Op grond van deze motie zijn alle landgoederen en landgoederenzones onderzocht en beschreven. Op basis van de conclusies van dit onderzoek is gebleken dat aanpassing van de PSV en de Verordening Ruimte op onderdelen noodzakelijk is. Het gaat hier om de kasteelbiotoop, landgoederenzones en het toevoegen van één extra landgoedbiotoop

3.1 Kasteel en kasteelbiotoop

Kastelen waren in de eerste plaats (in elk geval van oorsprong) op verdediging gericht. Als kastelen in een later stadium zich niet ontwikkeld hebben tot buitenplaats, hebben ze soms geen duidelijke, ontworpen relatie met hun omgeving en meestal geen tuin of park (meer). In een aantal gevallen zijn de kastelen bovengronds geheel of grotendeels verdwenen; er zijn wel resten van over in het landschap (bv. omgrachting) en in het bodemarchief (fundering e.d.).
Met elkaar betreft de groep kastelen en de kasteellocaties van de OKRA/PHB lijst dus terreinen waar een kasteel staat of heeft gestaan, maar waar geen buitenplaatsaanleg (meer) aanwezig is. Hiervoor viel geen landgoedbiotoop te ontwikkelen. Als gevolg hiervan dreigde deze kastelen/ kasteellocaties buiten de beschermingsmogelijkheden van het provinciaal ruimtelijke ordeningsbeleid te vallen. Vanwege hun cultuurhistorisch belang en de merendeels hoge cultuurhistorische waarde (de bewaard gebleven gebouwen zijn meestal rijksmonument en de terreinen met waardevol bodemarchief zijn beschermd als archeologisch monument) is besloten deze kastelen en kasteelterreinen naar aanleiding van het gehouden onderzoek van Beek en Kooiman op te nemen in de CHS en waar mogelijk daarvoor een afzonderlijke kasteelbiotoop te ontwikkelen.

De kasteelbiotoop omvat:

  • het kasteel/kasteelterrein zelf, in de vorm van ruïne, muurrestanten, een of meer bijgebouwen, omgracht terrein e.d. 
  • de basisstructuur waar het kasteel/kasteelterrein bewust aan gekoppeld is: waterloop, weg, of beide;
  • het eventuele koppelstuk tussen de kasteellocatie en de basisstructuur (bv. laan);
  • de (grotendeels) open ruimte tussen het kasteel/kasteelterrein en de basisstructuur, de ruimte tussen het kasteel/kasteelterrein en het koppelstuk (voor zo ver al geen onderdeel van het blikveld);
  • de hoofdlijnen van de oorspronkelijke landschappelijke context in de vorm van de kavelstructuur waarbinnen de locatie ligt;
  • de restanten van een eventuele buitenplaatsperiode, voor zo ver ruimtelijk gerelateerd aan de kasteellocatie;
  • het blikveld, de benodigde ruimte om het kasteel/kasteelterrein te kunnen ervaren. Het blikveld heeft een straal die overeenkomt met resp. voorkant, achterkant en zijkant van het kasteelterrein, plus het aansluitende gebied (idem open, groen, al dan niet agrarisch) tot de dichtstbijzijnde openbare ruimte buiten de 1:1 maat (naar analogie van de landgoedbiotoop). Indien deze openbare ruimte op onevenredig grote afstand ligt loopt het blikveld door tot de eerstvolgende perceelsgrens buiten de 1:1 maat.

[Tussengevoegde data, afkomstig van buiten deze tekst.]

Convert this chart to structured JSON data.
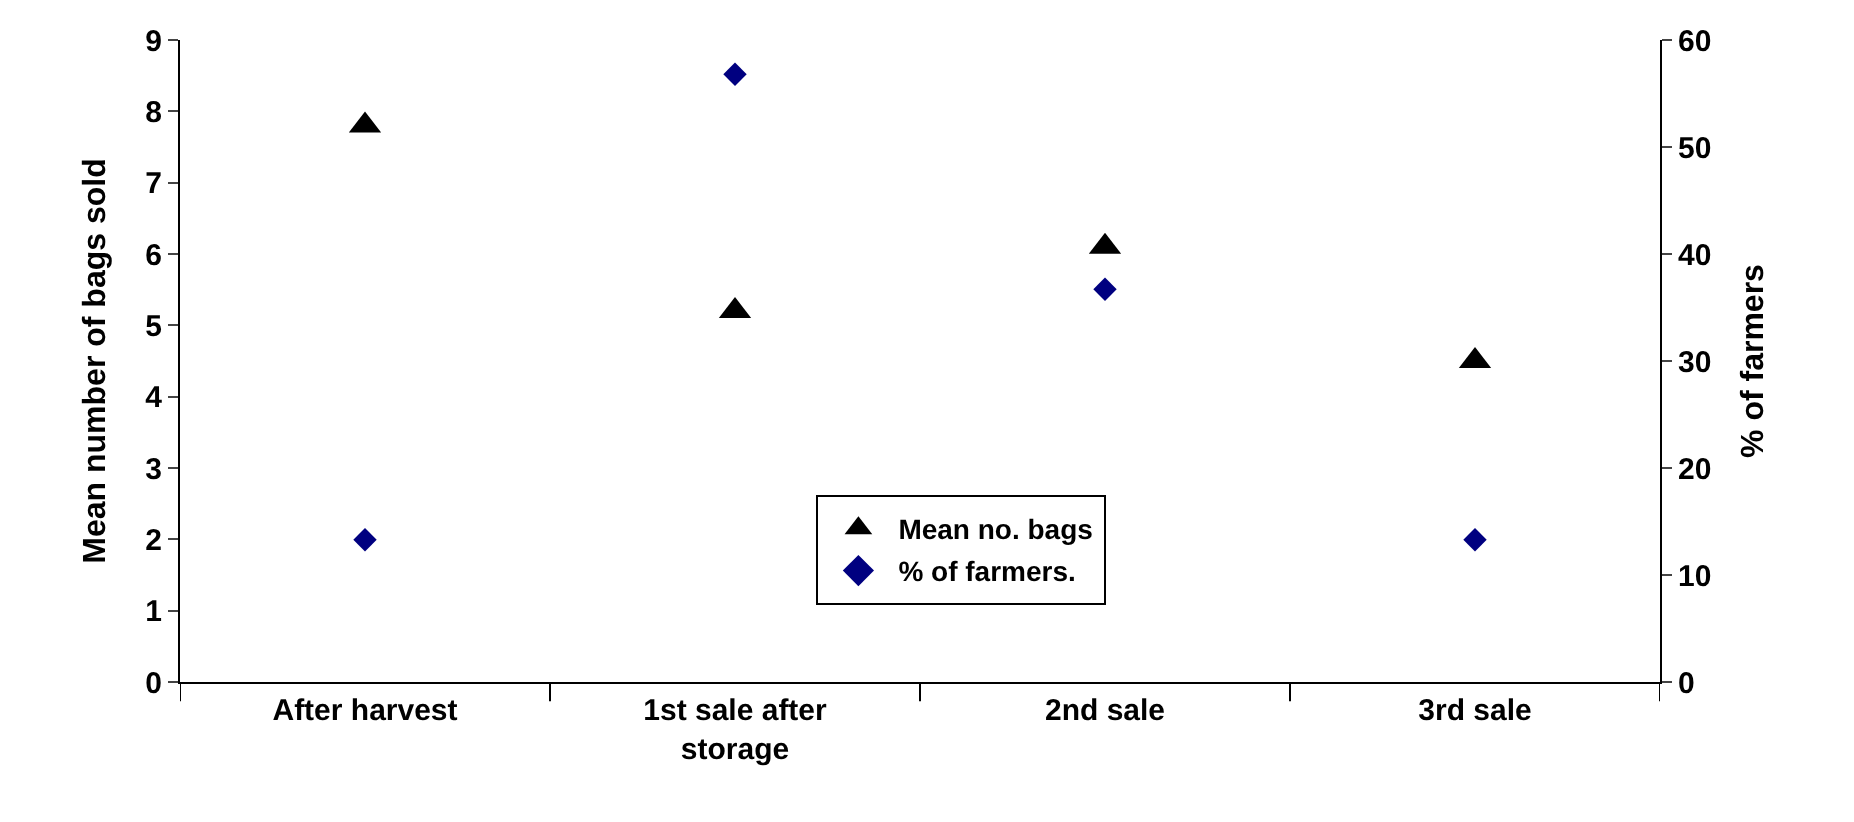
{
  "chart_data": {
    "type": "scatter",
    "categories": [
      "After harvest",
      "1st sale after storage",
      "2nd sale",
      "3rd sale"
    ],
    "ylabel": "Mean number of bags sold",
    "y2label": "% of farmers",
    "ylim": [
      0,
      9
    ],
    "yticks": [
      0,
      1,
      2,
      3,
      4,
      5,
      6,
      7,
      8,
      9
    ],
    "y2lim": [
      0,
      60
    ],
    "y2ticks": [
      0,
      10,
      20,
      30,
      40,
      50,
      60
    ],
    "legend": "bottom",
    "series": [
      {
        "name": "Mean no. bags",
        "color": "#000000",
        "marker": "triangle",
        "values": [
          7.8,
          5.2,
          6.1,
          4.5
        ]
      },
      {
        "name": "% of farmers.",
        "color": "#000080",
        "marker": "diamond",
        "axis": "y2",
        "values": [
          13.3,
          56.8,
          36.7,
          13.3
        ]
      }
    ]
  }
}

In de minimale vorm bestaat de kasteelbiotoop uit het kasteelterrein met de basisstructuur, maximaal is een situatie met basisstructuur, koppelstuk, kasteelterrein plus de omringende middeleeuwse kavel, inclusief kavelgrenzen of een situatie waarin nog een aantal buitenplaatselementen binnen de biotoop vallen. Blikveld en landschappelijke context (kavelstructuur) kunnen elkaar overlappen.

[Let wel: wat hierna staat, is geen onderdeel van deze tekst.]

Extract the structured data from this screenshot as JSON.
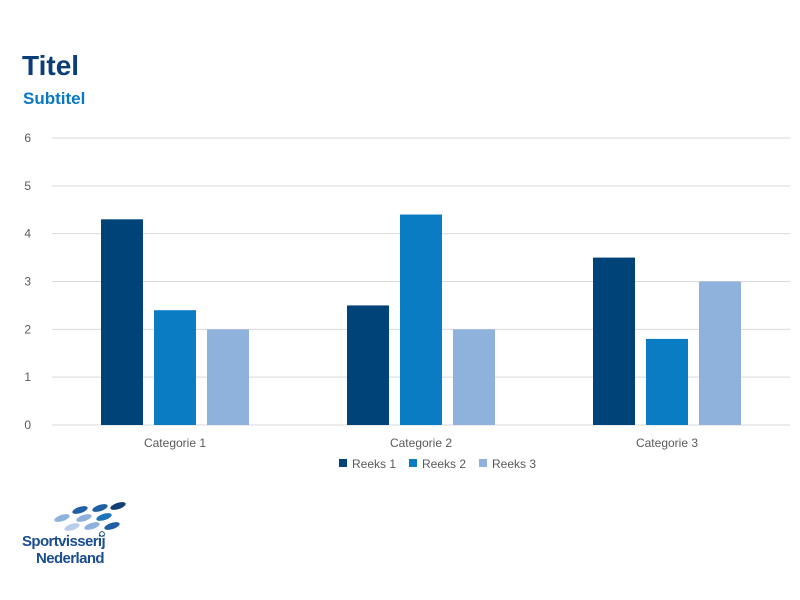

Door in de verordening in het oude artikel 14 de term ‘landgoedbiotoop’ te vervangen door ‘landgoed- en kasteelbiotoop’ en de inhoud van het artikel breder te formuleren kan de gewenste bescherming gerealiseerd worden.
De 30 kasteelbiotopen worden toegevoegd aan kaart 12 van de verordening.

3.2 Landgoederenzones

Op een aantal plaatsen in Zuid-Holland liggen concentraties van buitenplaatsen en landgoederen, merendeels gerelateerd aan de landschappelijke onderlegger. Deze concentraties kunnen aangeduid worden als landgoederenzones. Het gaat dan om een element/structuur van enige omvang (weg en/of water) waaraan een aantal buitenplaatsen is gekoppeld. In het kader van de definitie van de landgoedbiotoop is een dergelijke weg of waterloop aangeduid als de basisstructuur. De koppeling is ruimtelijk aanwijsbaar. Een duidelijk voorbeeld is de serie buitenplaatsen- en landgoederen in Wassenaar langs de Rijksstraatweg. De buitenplaatsen liggen direct aan de weg of op enige afstand, maar zijn dan met oprijlaan of zichtlijn(en) ermee verbonden. De weg zelf is vanaf de Middeleeuwen een belangrijke doorgaande route en als zodanig aantrekkelijk voor het stichten van buitenplaatsen. Bovendien ligt de weg op een strandwal, waardoor het gebied aan weerszijden natuurlijke gradiënten heeft die in tuin- en parkaanleg benut kunnen worden.
In essentie is een landgoederenzone een serie landgoedbiotopen, waarbij de basisstructuur steeds hetzelfde landschappelijke gegeven is (weg, water). Uit praktisch oogpunt gaan we bij het begrip landgoederenzone uit van drie landgoedbiotopen of meer. Behalve uit ten minste drie landgoedbiotopen met een gemeenschappelijke basisstructuur, bestaat de landgoederenzone uit de omgeving daarvan.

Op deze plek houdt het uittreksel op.